“I picked up the pants, noting with surprise not just that A. Cordova MH-314—her room number at Briarwood—had been printed along the inner waistband, but the legs still held her form. So did the top; cut in the boxy shape of surgical scrubs, the left sleeve still twisted around her elbow.”
In If on a Winter’s Night a Traveler (which is quoted in Messas’s M_SS_NG G_RL): “Let us see, Other Reader, if the book can succeed in drawing a true portrait of you, beginning with the frame and enclosing you from every side, establishing the outlines of your form.”
There’s a scene in my novel (I first wrote it two years ago) that keeps coming to mind:
I found Janelle in Elsie’s room, her body twisted into the exact shape Elsie’s always was in sleep, as though to fill the indentation that Elsie’s body had left in the mattress. Her mouth was slack, her lips curled out and moistened by steady breath. I watched her for a moment, and then shifted my focus to see myself in the dresser mirror beyond the bed. The father of a 17-year-old girl; how did that happen?
The father of a 17-year-old and a 15-year-old. I can’t count Elsie out so soon.
The dresser mirror was lined with photographs and images from magazines. Most pictures were of Elsie’s friends, duck-faced girls with the smooth, round faces of youth and inexperience, smeared in dark lipsticks and raccoon-eyes.

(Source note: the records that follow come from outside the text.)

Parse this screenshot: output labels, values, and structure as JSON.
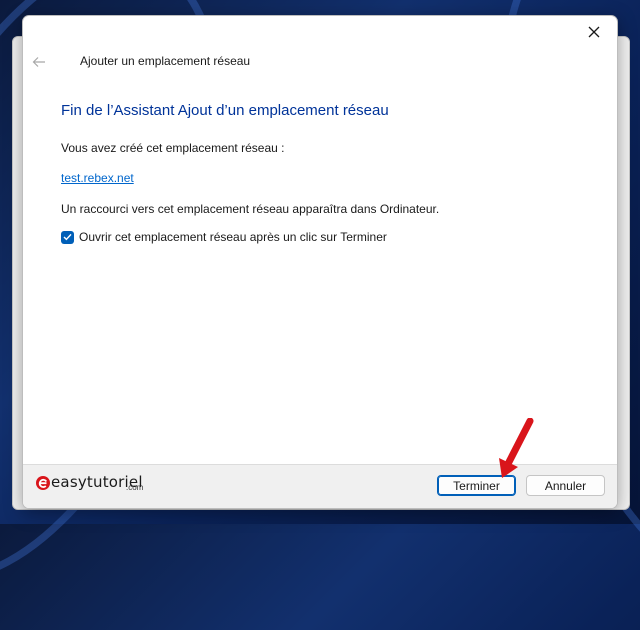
{
  "window": {
    "title": "Ajouter un emplacement réseau"
  },
  "content": {
    "heading": "Fin de l’Assistant Ajout d’un emplacement réseau",
    "intro": "Vous avez créé cet emplacement réseau :",
    "location": "test.rebex.net",
    "shortcut_info": "Un raccourci vers cet emplacement réseau apparaîtra dans Ordinateur.",
    "open_checkbox_label": "Ouvrir cet emplacement réseau après un clic sur Terminer",
    "open_checkbox_checked": true
  },
  "footer": {
    "logo_text": "easytutoriel",
    "logo_sub": ".com",
    "finish_label": "Terminer",
    "cancel_label": "Annuler"
  },
  "colors": {
    "heading": "#003399",
    "link": "#0066cc",
    "accent": "#005fb8",
    "arrow": "#d9151b"
  },
  "icons": {
    "close": "close-icon",
    "back": "back-arrow-icon",
    "check": "checkmark-icon",
    "logo": "easytutoriel-logo-icon",
    "pointer": "red-arrow-icon"
  }
}
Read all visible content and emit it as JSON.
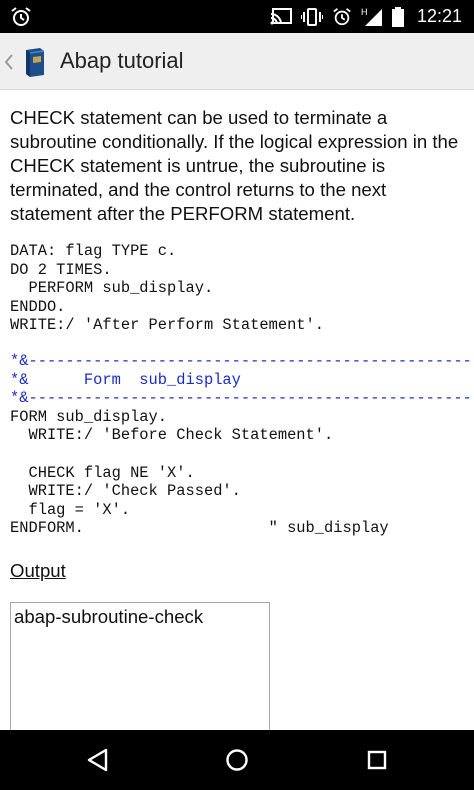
{
  "status_bar": {
    "time": "12:21",
    "left_icon": "alarm-icon",
    "icons": [
      "cast-icon",
      "vibrate-icon",
      "alarm-icon",
      "signal-h-icon",
      "battery-icon"
    ],
    "network_label": "H"
  },
  "app_bar": {
    "title": "Abap tutorial",
    "back_icon": "chevron-left-icon",
    "app_icon": "book-icon"
  },
  "content": {
    "intro": "CHECK statement can be used to terminate a subroutine conditionally. If the logical expression in the CHECK statement is untrue, the subroutine is terminated, and the control returns to the next statement after the PERFORM statement.",
    "code_block_1": [
      "DATA: flag TYPE c.",
      "DO 2 TIMES.",
      "  PERFORM sub_display.",
      "ENDDO.",
      "WRITE:/ 'After Perform Statement'."
    ],
    "comment_lines": [
      "*&------------------------------------------------------------",
      "*&      Form  sub_display",
      "*&------------------------------------------------------------"
    ],
    "code_block_2": [
      "FORM sub_display.",
      "  WRITE:/ 'Before Check Statement'.",
      "",
      "  CHECK flag NE 'X'.",
      "  WRITE:/ 'Check Passed'.",
      "  flag = 'X'.",
      "ENDFORM.                    \" sub_display"
    ],
    "output_label": "Output",
    "output_text": "abap-subroutine-check"
  },
  "nav_bar": {
    "icons": [
      "back-triangle-icon",
      "home-circle-icon",
      "recents-square-icon"
    ]
  },
  "colors": {
    "status_bar_bg": "#000000",
    "app_bar_bg": "#efefef",
    "comment": "#1a2bc7",
    "text": "#111111"
  }
}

Two old Polaroids were tucked into the top of the frame, both the faded maroon of the late-1980s. One, a group shot of Molly and the girls that I had taken one Christmas morning when Elsie was still in diapers. Janelle and Elsie were dozing under the tree, surrounded by crumpled wrapping paper and brightly colored cardboard boxes. Molly sat beside them, hand on Elsie’s head (I could imagine the warmth of that sleeping head, the tiny heartbeat thrumming at her translucent temple), looking both amused and annoyed by the picture-taker.

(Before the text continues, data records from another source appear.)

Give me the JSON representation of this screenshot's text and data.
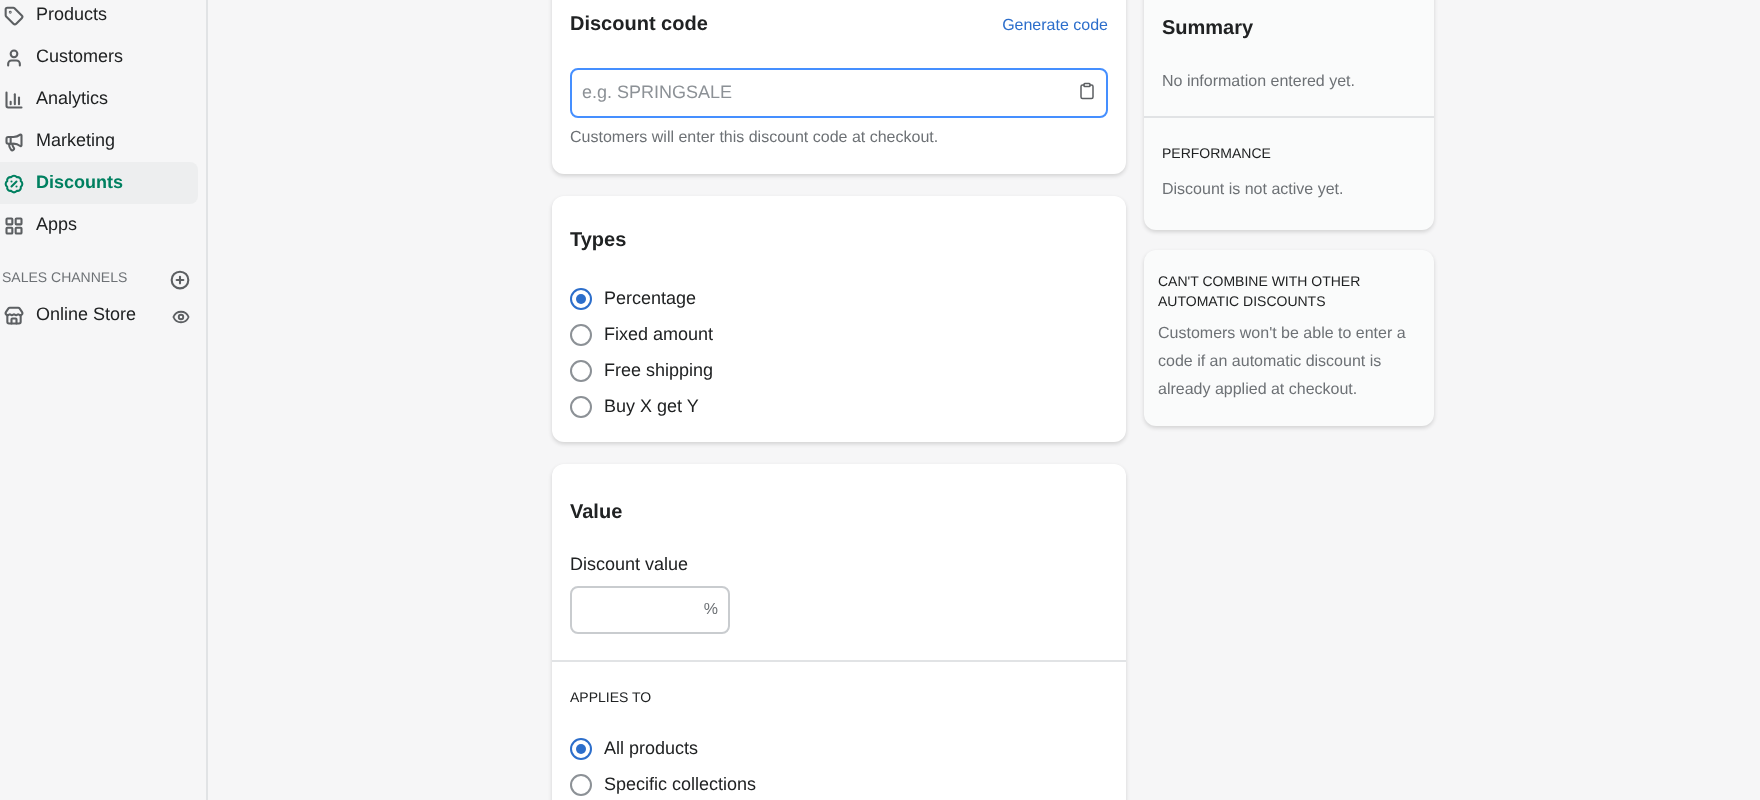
{
  "sidebar": {
    "items": [
      {
        "label": "Products",
        "selected": false
      },
      {
        "label": "Customers",
        "selected": false
      },
      {
        "label": "Analytics",
        "selected": false
      },
      {
        "label": "Marketing",
        "selected": false
      },
      {
        "label": "Discounts",
        "selected": true
      },
      {
        "label": "Apps",
        "selected": false
      }
    ],
    "section": {
      "title": "SALES CHANNELS",
      "channels": [
        {
          "label": "Online Store"
        }
      ]
    }
  },
  "discount_code": {
    "title": "Discount code",
    "link": "Generate code",
    "placeholder": "e.g. SPRINGSALE",
    "help": "Customers will enter this discount code at checkout."
  },
  "types": {
    "title": "Types",
    "options": [
      {
        "label": "Percentage",
        "selected": true
      },
      {
        "label": "Fixed amount",
        "selected": false
      },
      {
        "label": "Free shipping",
        "selected": false
      },
      {
        "label": "Buy X get Y",
        "selected": false
      }
    ]
  },
  "value": {
    "title": "Value",
    "field_label": "Discount value",
    "suffix": "%",
    "applies_to": {
      "title": "APPLIES TO",
      "options": [
        {
          "label": "All products",
          "selected": true
        },
        {
          "label": "Specific collections",
          "selected": false
        }
      ]
    }
  },
  "summary": {
    "title": "Summary",
    "text": "No information entered yet.",
    "performance_title": "PERFORMANCE",
    "performance_text": "Discount is not active yet."
  },
  "combine": {
    "title": "CAN'T COMBINE WITH OTHER AUTOMATIC DISCOUNTS",
    "text": "Customers won't be able to enter a code if an automatic discount is already applied at checkout."
  }
}
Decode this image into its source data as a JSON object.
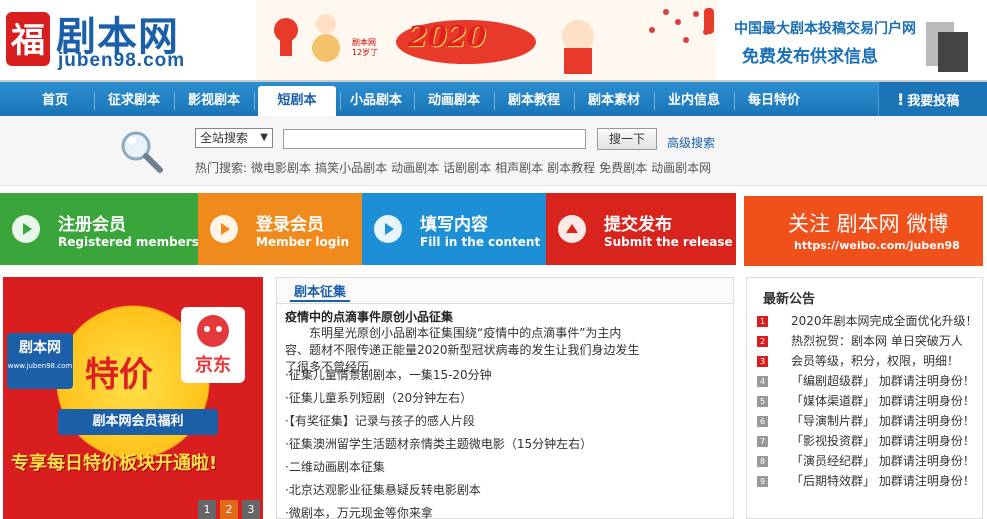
{
  "header": {
    "logo_name": "剧本网",
    "logo_domain": "juben98.com",
    "banner_year": "2020",
    "banner_small": "剧本网12岁了",
    "slogan_1": "中国最大剧本投稿交易门户网",
    "slogan_2": "免费发布供求信息"
  },
  "nav": {
    "items": [
      "首页",
      "征求剧本",
      "影视剧本",
      "短剧本",
      "小品剧本",
      "动画剧本",
      "剧本教程",
      "剧本素材",
      "业内信息",
      "每日特价"
    ],
    "active_index": 3,
    "contribute_label": "我要投稿"
  },
  "search": {
    "scope_value": "全站搜索",
    "input_value": "",
    "button_label": "搜一下",
    "advanced_label": "高级搜索",
    "hot_label": "热门搜索:",
    "hot_terms": [
      "微电影剧本",
      "搞笑小品剧本",
      "动画剧本",
      "话剧剧本",
      "相声剧本",
      "剧本教程",
      "免费剧本",
      "动画剧本网"
    ]
  },
  "actions": [
    {
      "title": "注册会员",
      "subtitle": "Registered members",
      "color": "#3aa53a"
    },
    {
      "title": "登录会员",
      "subtitle": "Member login",
      "color": "#f08a1c"
    },
    {
      "title": "填写内容",
      "subtitle": "Fill in the content",
      "color": "#1d8fd6"
    },
    {
      "title": "提交发布",
      "subtitle": "Submit the release",
      "color": "#d8241c"
    }
  ],
  "follow": {
    "line1": "关注  剧本网  微博",
    "line2": "https://weibo.com/juben98"
  },
  "promo": {
    "juben_logo": "剧本网",
    "juben_domain": "www.juben98.com",
    "jd": "京东",
    "tejia": "特价",
    "ribbon": "剧本网会员福利",
    "bottom": "专享每日特价板块开通啦!",
    "pages": [
      "1",
      "2",
      "3"
    ],
    "active_page": 1
  },
  "center": {
    "tab": "剧本征集",
    "feature_title": "疫情中的点滴事件原创小品征集",
    "feature_desc": "东明星光原创小品剧本征集围绕“疫情中的点滴事件”为主内容、题材不限传递正能量2020新型冠状病毒的发生让我们身边发生了很多不曾经历..",
    "items": [
      "·征集儿童情景剧剧本，一集15-20分钟",
      "·征集儿童系列短剧（20分钟左右）",
      "·【有奖征集】记录与孩子的感人片段",
      "·征集澳洲留学生活题材亲情类主题微电影（15分钟左右）",
      "·二维动画剧本征集",
      "·北京达观影业征集悬疑反转电影剧本",
      "·微剧本，万元现金等你来拿"
    ]
  },
  "notice": {
    "title": "最新公告",
    "items": [
      {
        "num": "1",
        "text": "2020年剧本网完成全面优化升级！"
      },
      {
        "num": "2",
        "text": "热烈祝贺：剧本网 单日突破万人"
      },
      {
        "num": "3",
        "text": "会员等级，积分，权限，明细！"
      },
      {
        "num": "4",
        "text": "「编剧超级群」 加群请注明身份！"
      },
      {
        "num": "5",
        "text": "「媒体渠道群」 加群请注明身份！"
      },
      {
        "num": "6",
        "text": "「导演制片群」 加群请注明身份！"
      },
      {
        "num": "7",
        "text": "「影视投资群」 加群请注明身份！"
      },
      {
        "num": "8",
        "text": "「演员经纪群」 加群请注明身份！"
      },
      {
        "num": "9",
        "text": "「后期特效群」 加群请注明身份！"
      }
    ]
  }
}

The second image was from Easter, probably that same year. Elsie in a bright white Easter dress that Molly had made, standing on the stone side steps to the house. Elsie was still a shocking blonde then, I remembered, and the sunniness of the day, the whiteness of the image and the ineptitude of the photographer resulted in a highly overexposed image.

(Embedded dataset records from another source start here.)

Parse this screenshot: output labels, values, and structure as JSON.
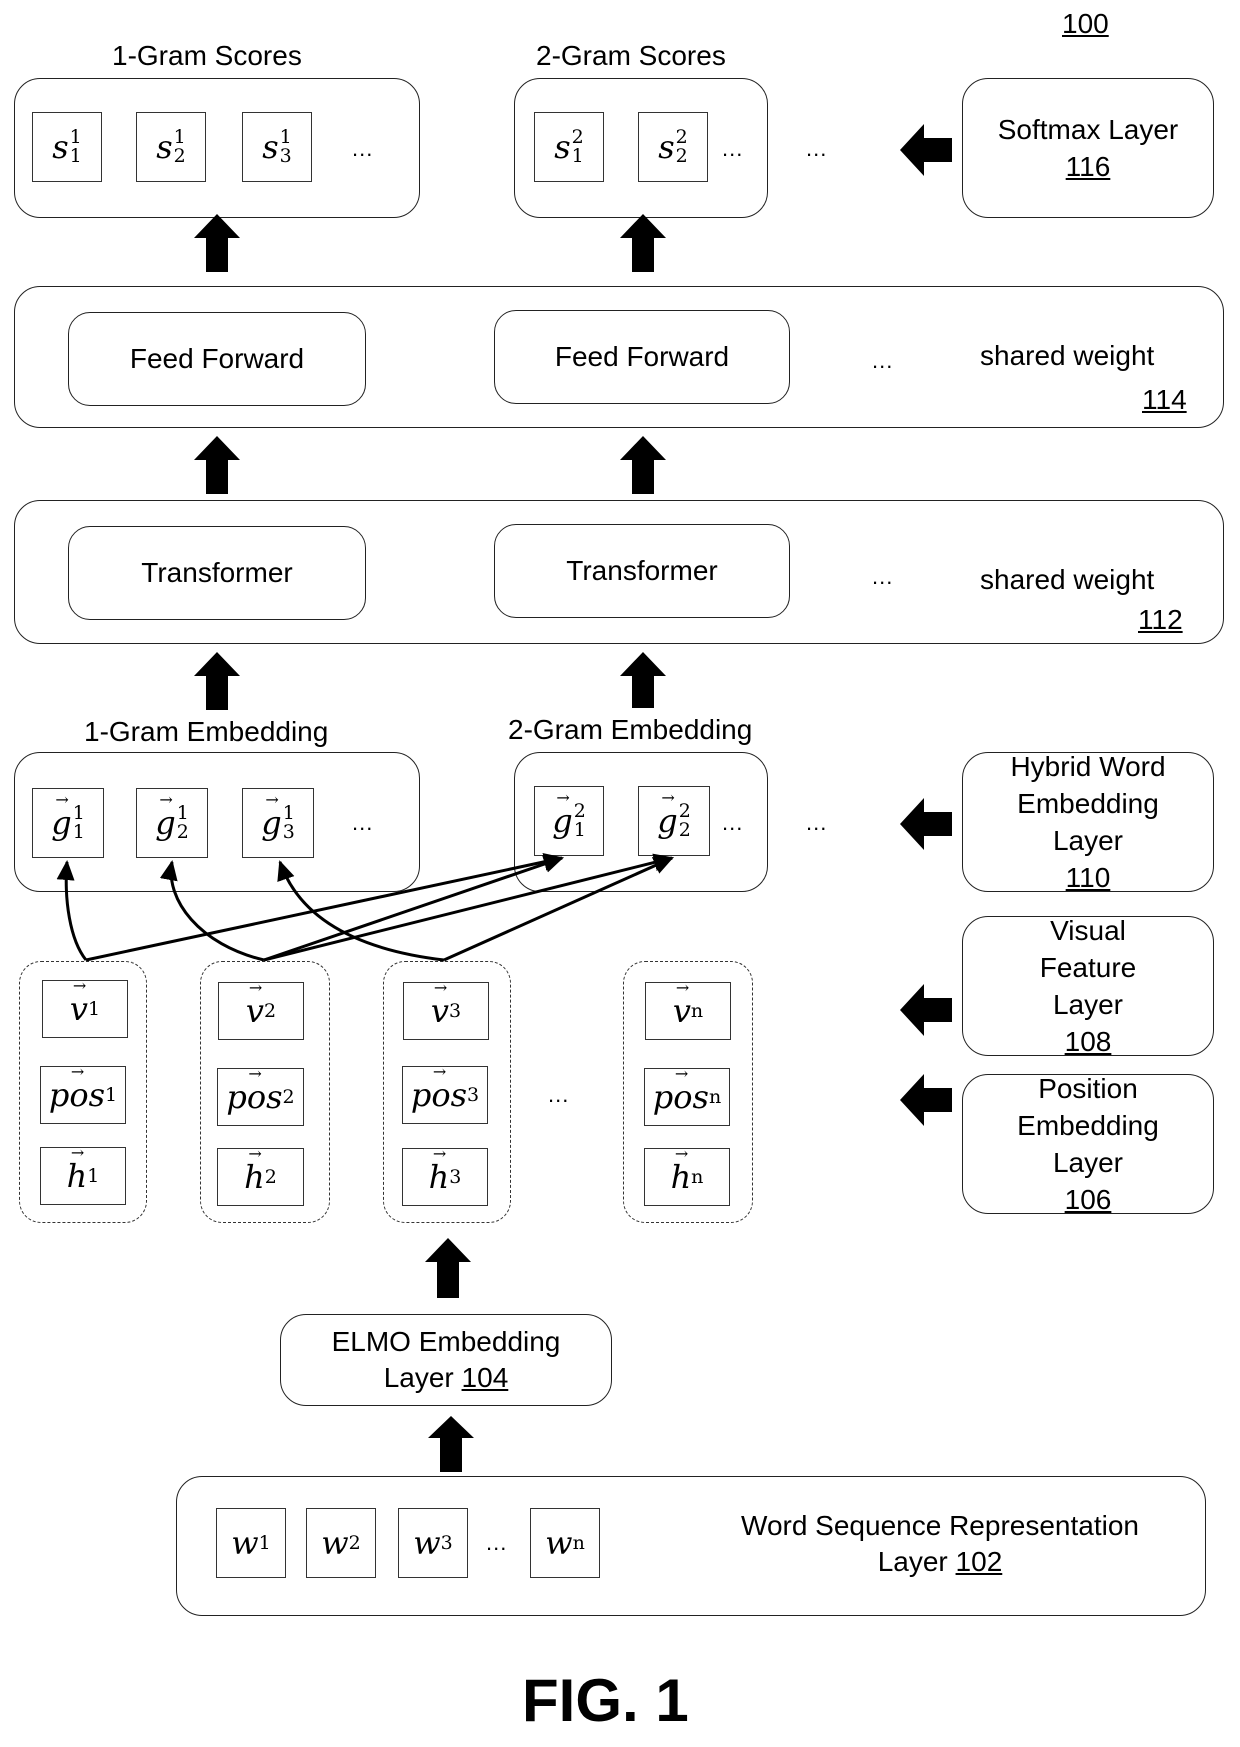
{
  "figure": {
    "reference": "100",
    "caption": "FIG. 1"
  },
  "scores": {
    "one_gram_title": "1-Gram Scores",
    "two_gram_title": "2-Gram Scores",
    "one_gram": [
      {
        "base": "s",
        "sub": "1",
        "sup": "1"
      },
      {
        "base": "s",
        "sub": "2",
        "sup": "1"
      },
      {
        "base": "s",
        "sub": "3",
        "sup": "1"
      }
    ],
    "two_gram": [
      {
        "base": "s",
        "sub": "1",
        "sup": "2"
      },
      {
        "base": "s",
        "sub": "2",
        "sup": "2"
      }
    ],
    "ellipsis": "..."
  },
  "softmax": {
    "label": "Softmax Layer",
    "ref": "116"
  },
  "feed_forward": {
    "block_label": "Feed Forward",
    "note": "shared weight",
    "ref": "114",
    "ellipsis": "..."
  },
  "transformer": {
    "block_label": "Transformer",
    "note": "shared weight",
    "ref": "112",
    "ellipsis": "..."
  },
  "embedding": {
    "one_gram_title": "1-Gram Embedding",
    "two_gram_title": "2-Gram Embedding",
    "one_gram": [
      {
        "base": "g",
        "sub": "1",
        "sup": "1"
      },
      {
        "base": "g",
        "sub": "2",
        "sup": "1"
      },
      {
        "base": "g",
        "sub": "3",
        "sup": "1"
      }
    ],
    "two_gram": [
      {
        "base": "g",
        "sub": "1",
        "sup": "2"
      },
      {
        "base": "g",
        "sub": "2",
        "sup": "2"
      }
    ],
    "ellipsis": "..."
  },
  "hybrid_layer": {
    "lines": [
      "Hybrid Word",
      "Embedding",
      "Layer"
    ],
    "ref": "110"
  },
  "visual_layer": {
    "lines": [
      "Visual",
      "Feature",
      "Layer"
    ],
    "ref": "108"
  },
  "position_layer": {
    "lines": [
      "Position",
      "Embedding",
      "Layer"
    ],
    "ref": "106"
  },
  "tokens": {
    "columns": [
      {
        "v": {
          "base": "v",
          "sub": "1"
        },
        "pos": {
          "base": "pos",
          "sub": "1"
        },
        "h": {
          "base": "h",
          "sub": "1"
        }
      },
      {
        "v": {
          "base": "v",
          "sub": "2"
        },
        "pos": {
          "base": "pos",
          "sub": "2"
        },
        "h": {
          "base": "h",
          "sub": "2"
        }
      },
      {
        "v": {
          "base": "v",
          "sub": "3"
        },
        "pos": {
          "base": "pos",
          "sub": "3"
        },
        "h": {
          "base": "h",
          "sub": "3"
        }
      },
      {
        "v": {
          "base": "v",
          "sub": "n"
        },
        "pos": {
          "base": "pos",
          "sub": "n"
        },
        "h": {
          "base": "h",
          "sub": "n"
        }
      }
    ],
    "ellipsis": "..."
  },
  "elmo": {
    "line1": "ELMO Embedding",
    "line2_prefix": "Layer ",
    "ref": "104"
  },
  "word_sequence": {
    "words": [
      {
        "base": "w",
        "sub": "1"
      },
      {
        "base": "w",
        "sub": "2"
      },
      {
        "base": "w",
        "sub": "3"
      },
      {
        "base": "w",
        "sub": "n"
      }
    ],
    "ellipsis": "...",
    "line1": "Word Sequence Representation",
    "line2_prefix": "Layer ",
    "ref": "102"
  }
}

In the intervening twelve years, the Polaroid had faded such that I had to squint to see Elsie at all. Instead, it looked mostly like an image of the dark blue house with an Elsie-shaped absence in the middle.
* * *
I’ve started wondering: why is this the story I decided to tell? Why, when I did all that research on women and girls who disappeared or were kidnapped, did I give the narrative to those left behind rather than the woman herself? What part of me felt okay—strong, creative, even—making up a person just to enact her abuse? If I am her creator, is it possible I owe her more? (Or as her creator, am I simply outside the concepts of debt and morality? Is my only debt to the story itself? If that’s the answer, it would make me have to consider reversing myself on the ethics of Eurydice Messas’s book, which I’m unwilling to do. But I still just wonder: if Elsie had ever had a line of dialogue that wasn’t delivered from within a memory, if she’d ever appeared on the page, would I have had a harder time following through on my fate for her?)
The truth is, I don’t really know who Elsie Testa is because I’ve never let her tell me. Last month, I tried, as a writing exercise, to write an online dating profile for her, and I found that it was impossible: I had no idea who she actually was. I know her only as she’s filtered through the other characters’ guesswork, memories, after-the-fact cobbling. In my mind, she’s always been the outline in the mattress. Maybe it’s the Vicodin, maybe it’s the cabin fever, but I feel uneasy about this now.
In Redress, Elsie Testa disappears, and everyone who is changed by her absence has a theory, a version of her that they hold in their minds. Elsie is manipulative and cruel—
or she’s sexually reckless
or she’s damaged goods
or she’s insane or depressed
or she has some other secret, the shame of which made her disappearance inevitable.
All variations on a theme of shame. All at least a little true, to someone.
(Overlap the faded Polaroid photos of each version of Elsie and hold them up to the light. A collective outline emerges.)
Maybe I’m like all writers in that I’m interested in my own motives or urges here. (It’s all always about us somehow, isn’t it?) Did I create these possibilities to blunt the impact of her absence and her death? If Elsie Testa had been standing in those woods, I’m not sure which version of herself she might have been. If she would have been willing to forgive me. If, faced with her, I could have forgiven myself.